A couple of weeks after I watched the documentary I watched a video on the chemistry of essential oils and why they work and the lecturer stated that for our body to start to heal from our addictions it takes 21 days so I asked Joe if he would do this with me for 21 days. –as a side note, i’ve recently became a consultant for doTERRA Essential Oils and i’m so excited about it, it so if you have any questions about what they are or if you want a sample some LET ME KNOW!–
After watching the documentary we decided to buy the Forks Over Knives Cookbook, which is full of seriously delicious recipes that won’t make you miss your dairy or your meat! OK, you might miss it a little but i promise you, the meals in this are really tasty! After i went shopping for our first week of no dairy and more vegetables i couldn’t believe how full my refrigerator was. I was really happy to have half of our grocery bill be solely comprised of raw foods, fruits and vegetables.
Here’s the first recipe we tried out of our new cookbook, and it really was delicious! And so easy to make.
Brown Lentil Stew with Avocado Salsa
RECIPE BY DARSHANA THACKER THIS DISH IS a delicious curried stew with a Latin flair.

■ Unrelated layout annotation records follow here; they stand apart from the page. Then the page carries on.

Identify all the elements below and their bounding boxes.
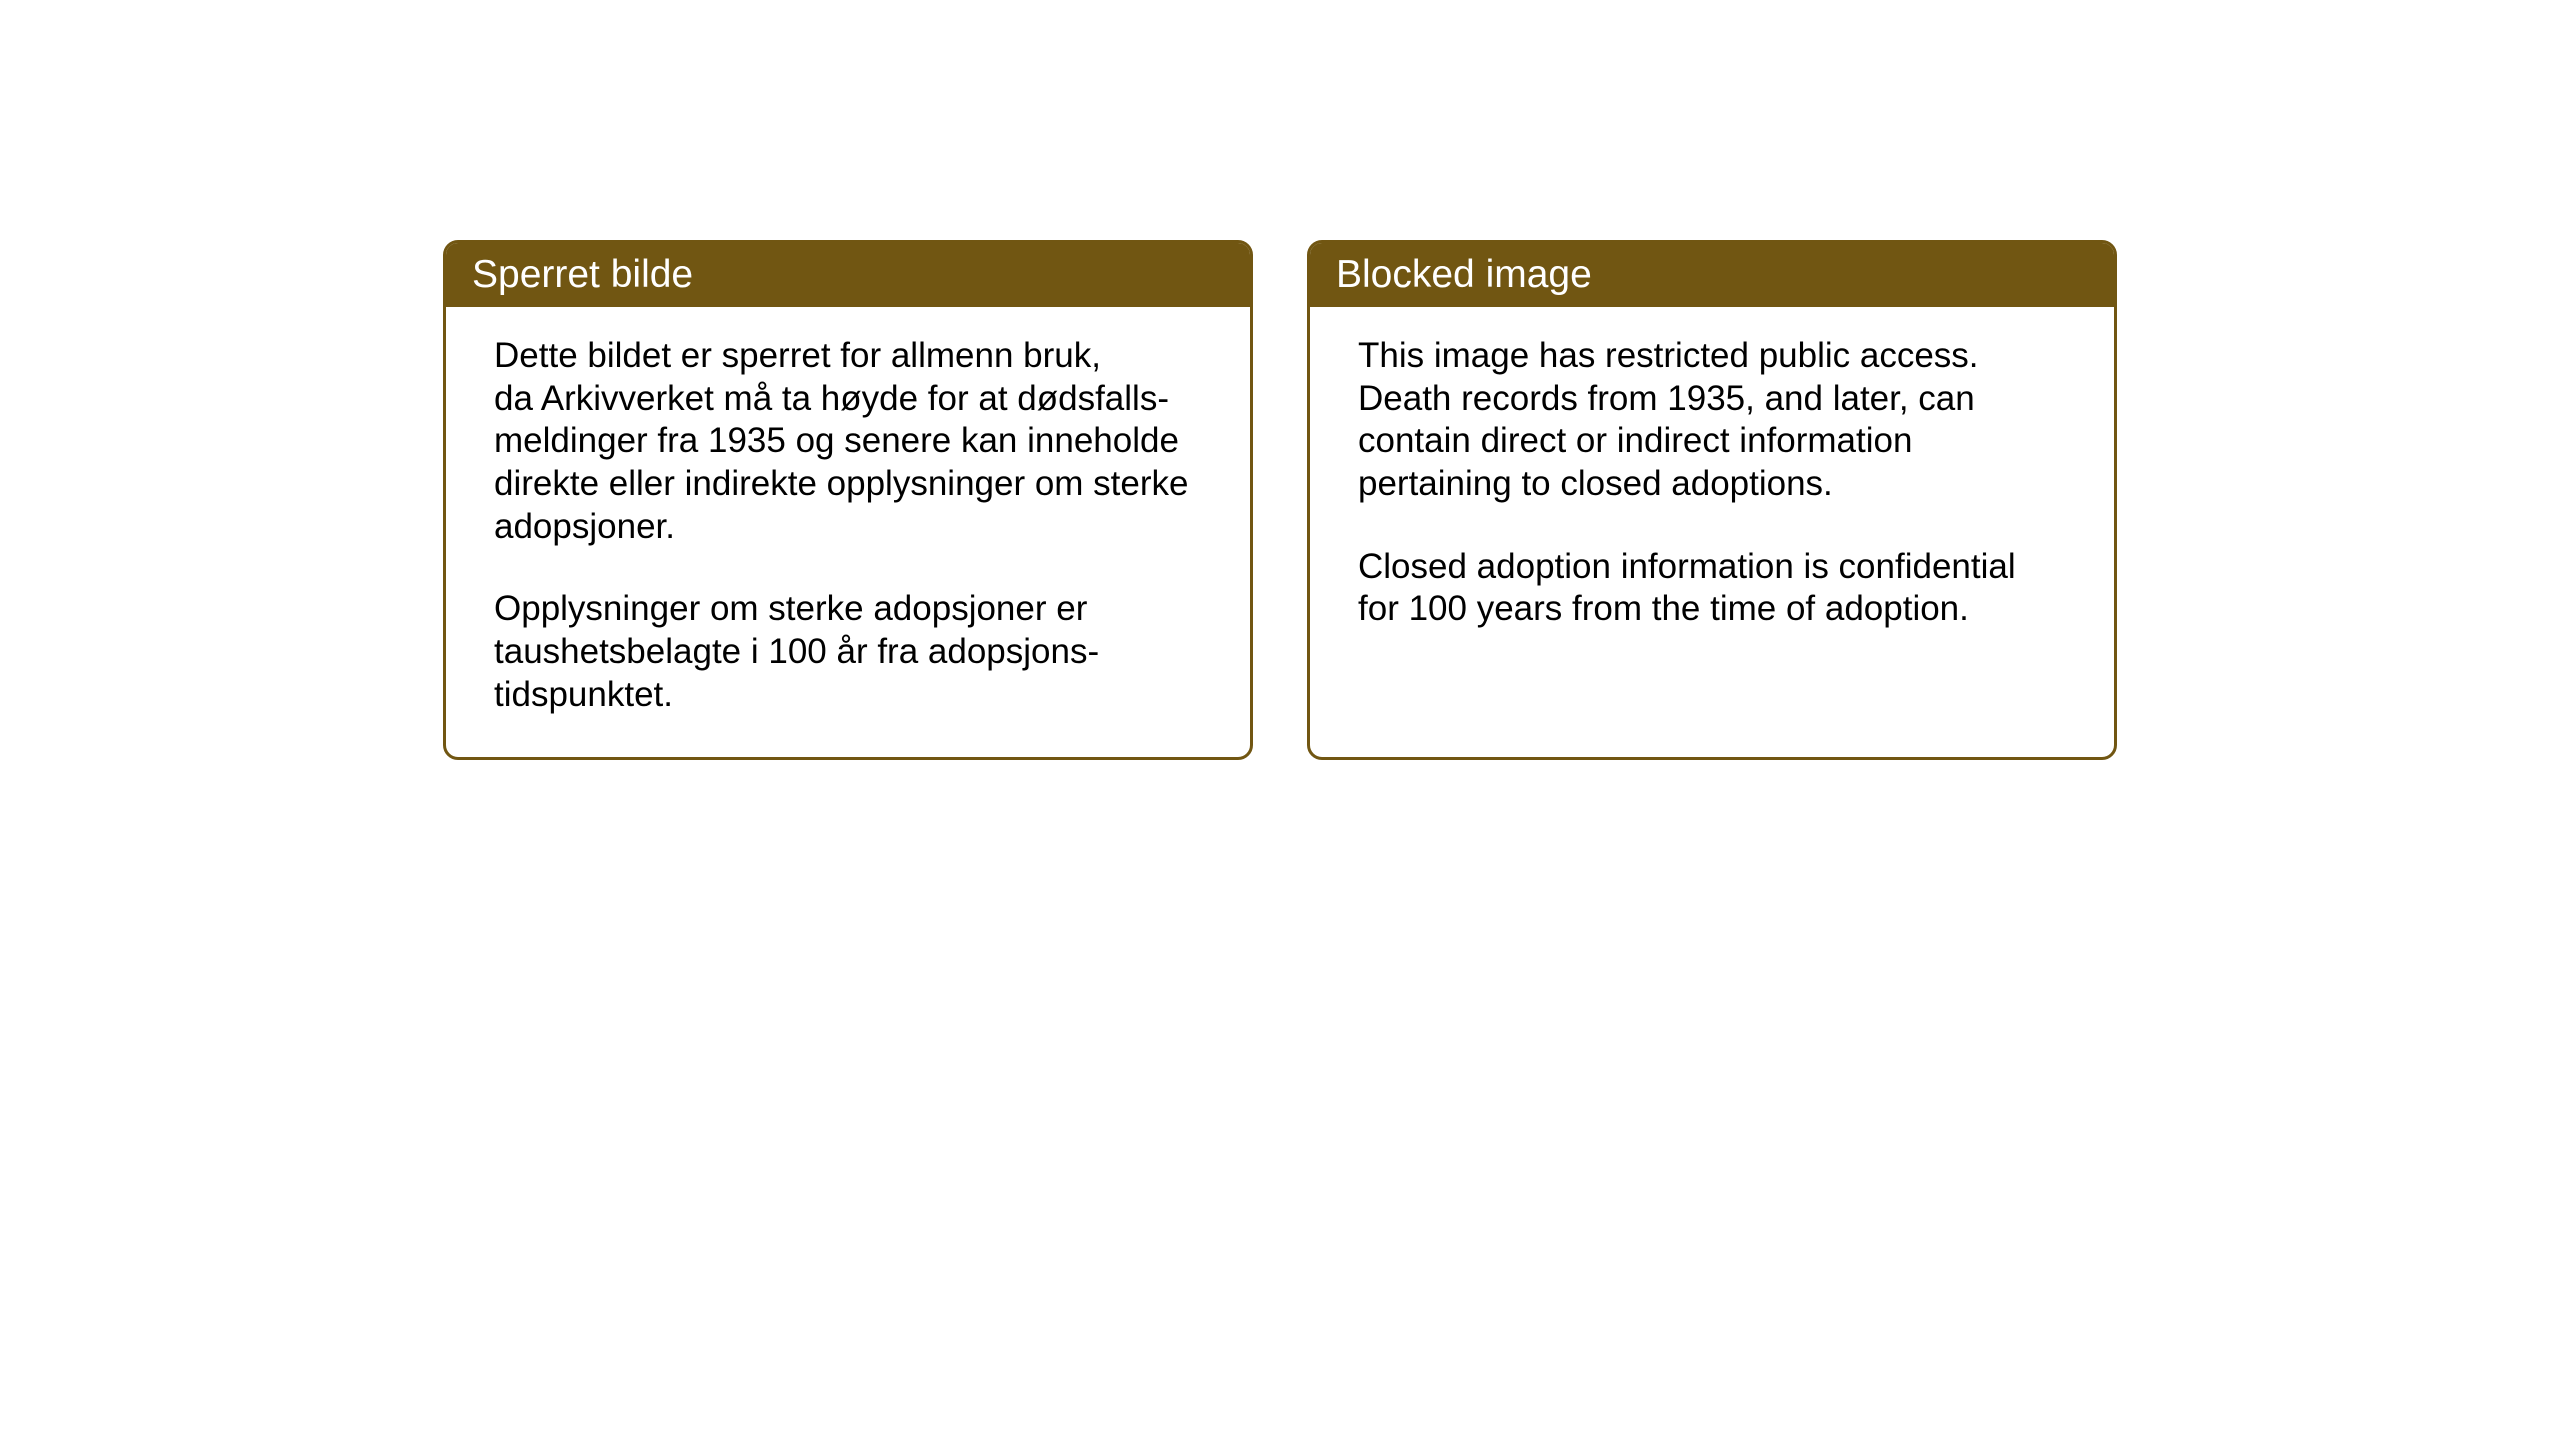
text-line: Closed adoption information is confident… (1358, 546, 2066, 589)
notice-paragraph-1: This image has restricted public access.… (1358, 335, 2066, 506)
text-line: for 100 years from the time of adoption. (1358, 588, 2066, 631)
notice-box-english: Blocked image This image has restricted … (1307, 240, 2117, 760)
notice-body-norwegian: Dette bildet er sperret for allmenn bruk… (446, 307, 1250, 757)
notice-paragraph-2: Opplysninger om sterke adopsjoner er tau… (494, 588, 1202, 716)
text-line: Dette bildet er sperret for allmenn bruk… (494, 335, 1202, 378)
text-line: direkte eller indirekte opplysninger om … (494, 463, 1202, 506)
notices-container: Sperret bilde Dette bildet er sperret fo… (443, 240, 2117, 760)
notice-body-english: This image has restricted public access.… (1310, 307, 2114, 671)
text-line: meldinger fra 1935 og senere kan innehol… (494, 420, 1202, 463)
notice-paragraph-1: Dette bildet er sperret for allmenn bruk… (494, 335, 1202, 548)
notice-header-english: Blocked image (1310, 243, 2114, 307)
text-line: Opplysninger om sterke adopsjoner er (494, 588, 1202, 631)
text-line: This image has restricted public access. (1358, 335, 2066, 378)
text-line: da Arkivverket må ta høyde for at dødsfa… (494, 378, 1202, 421)
text-line: pertaining to closed adoptions. (1358, 463, 2066, 506)
notice-header-norwegian: Sperret bilde (446, 243, 1250, 307)
text-line: contain direct or indirect information (1358, 420, 2066, 463)
text-line: tidspunktet. (494, 674, 1202, 717)
text-line: adopsjoner. (494, 506, 1202, 549)
notice-paragraph-2: Closed adoption information is confident… (1358, 546, 2066, 631)
text-line: Death records from 1935, and later, can (1358, 378, 2066, 421)
notice-box-norwegian: Sperret bilde Dette bildet er sperret fo… (443, 240, 1253, 760)
text-line: taushetsbelagte i 100 år fra adopsjons- (494, 631, 1202, 674)
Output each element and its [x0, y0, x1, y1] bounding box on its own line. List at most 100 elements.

Serve it over brown rice or quinoa to make it a meal.
FOR THE STEW:
1 cup brown lentils, rinsed
½ teaspoon salt, or to taste
½ teaspoon turmeric powder
1 medium green bell pepper, seeded and chopped (about ½ cup)
½ cup chopped celery
½ cup chopped tomato
½ teaspoon curry powder
½ teaspoon lime juice
FOR THE AVOCADO SALSA:
½ avocado, halved, seeded, peeled and cut into ½-inch cubes (about ½ cup)
½ cup finely diced tomatoes
½ teaspoon cilantro, finely chopped
½ teaspoon lime juice
¼ teaspoon freshly ground black pepper
TO MAKE THE STEW: 1. Place the lentils, salt, turmeric, and 2 cups water in a large saucepan. Cook, uncovered, over medium heat for 25 to 30 minutes. Add the green pepper, celery, tomato, and curry powder and cook for 10 minutes. Just before serving, add the lime juice. TO MAKE THE AVOCADO SALSA: 2. Combine the avocado, tomatoes, cilantro, lime juice, and black pepper to a medium bowl. Mix well to combine. 3. Serve the stew hot and top with the avocado salsa.